The time required for quiet to descend upon the room like a monstrous pall may be estimated at two minutes, though for a short period after that the phonograph gags and the notes of the Japanese train song dribble from the end of TANA'S flute. Of the nine people only BARNES, PARAMORE, and TANA are unaware of the late-comer's identity. Of the nine not one is aware that ADAM PATCH has that morning made a contribution of fifty thousand dollars to the cause of national prohibition.
It is given to PARAMORE to break the gathering silence; the high tide of his life's depravity is reached in his incredible remark.)
PARAMORE: (Crawling rapidly toward the kitchen on his hands and knees) I'm not a guest here—I work here.
(Again silence falls—so deep now, so weighted with intolerably contagious apprehension, that RACHAEL gives a nervous little giggle, and DICK finds himself telling over and over a line from Swinburne, grotesquely appropriate to the scene:
"One gaunt bleak blossom of scentless breath."
... Out of the hush the voice of ANTHONY, sober and strained, saying something to ADAM PATCH; then this, too, dies away.)
SHUTTLEWORTH: (Passionately) Your grandfather thought he would motor over to see your house.
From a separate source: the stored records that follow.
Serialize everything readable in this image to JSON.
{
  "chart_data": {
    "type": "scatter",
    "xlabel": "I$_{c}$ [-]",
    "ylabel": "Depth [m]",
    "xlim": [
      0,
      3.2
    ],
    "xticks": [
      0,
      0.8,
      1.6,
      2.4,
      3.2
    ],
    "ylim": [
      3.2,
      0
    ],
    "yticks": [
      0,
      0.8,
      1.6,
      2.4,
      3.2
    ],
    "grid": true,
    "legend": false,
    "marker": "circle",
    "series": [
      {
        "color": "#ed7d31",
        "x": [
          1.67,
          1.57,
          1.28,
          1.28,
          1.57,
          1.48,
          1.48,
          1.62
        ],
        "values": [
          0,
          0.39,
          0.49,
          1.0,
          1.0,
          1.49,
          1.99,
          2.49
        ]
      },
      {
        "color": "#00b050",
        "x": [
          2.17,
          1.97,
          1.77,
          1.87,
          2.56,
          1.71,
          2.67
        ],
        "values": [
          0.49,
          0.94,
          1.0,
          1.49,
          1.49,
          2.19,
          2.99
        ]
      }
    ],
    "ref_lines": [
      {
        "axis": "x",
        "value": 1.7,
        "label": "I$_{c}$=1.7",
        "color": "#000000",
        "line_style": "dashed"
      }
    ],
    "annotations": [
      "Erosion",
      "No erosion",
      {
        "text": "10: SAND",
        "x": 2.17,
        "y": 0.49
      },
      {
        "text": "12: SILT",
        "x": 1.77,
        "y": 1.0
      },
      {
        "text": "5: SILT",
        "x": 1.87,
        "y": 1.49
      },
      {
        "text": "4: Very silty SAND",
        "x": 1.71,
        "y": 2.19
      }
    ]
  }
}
I phoned from Rye and left a message.
(A series of little gasps, emanating, apparently, from nowhere, from no one, fall into the next pause. ANTHONY is the color of chalk. GLORIA'S lips are parted and her level gaze at the old man is tense and frightened. There is not one smile in the room. Not one? Or does CROSS PATCH'S drawn mouth tremble slightly open, to expose the even rows of his thin teeth? He speaks—five mild and simple words.)